By Jon Beddell
Foreign Currency Market Update – GBP / CAD Update
UK industrial production fell 1.2% on the year in figures released last week, compared to expectations of no change. That was largely accounted for by a 1.7% fall in the month of April. Interest rates were kept on hold in perhaps the least sensational BoE announcement in recent times. Everyone is now expecting rates to remain sharply unchanged for the next few months. We won’t know how the voting went until June 22nd when the minutes are released. There will likely be a further shift toward inaction with the departure of hawk Andrew Sentance.
Inflation data out yesterday showed a moderation in both retail prices (up 5.2%) and core price inflation (up 3.3% compared to 3.7% last time), both figures being below expectations. This didn’t really dent Sterling because no one was expecting the Bank of England to raise interest rates anyway.
The Canadian dollar had a good week, starting after a sharp rise in a purchasing managers index on Monday. Things continued to go the Loonie’s way despite lower than expected building permits granted and housing starts. Investors were more focused on the weak pound, and CAD rallied strongly after both the BoE and ECD kept interest rates on hold.
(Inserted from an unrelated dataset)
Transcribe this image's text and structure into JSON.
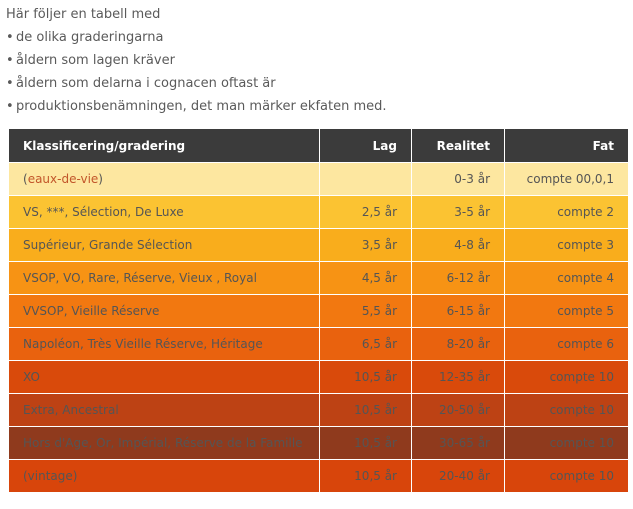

The technical outlook favours a move back down to trend support around 1.57. Sterling found stern resistance at 1.6150 last week, just as it did on our last attempt at this level back in February. The negative reaction and last week’s strong downside momentum suggests we will continue to trade lower until we find support. The trend line has been reliable over the last year, and this kicks in at 1.57, so we will have to review the situation there.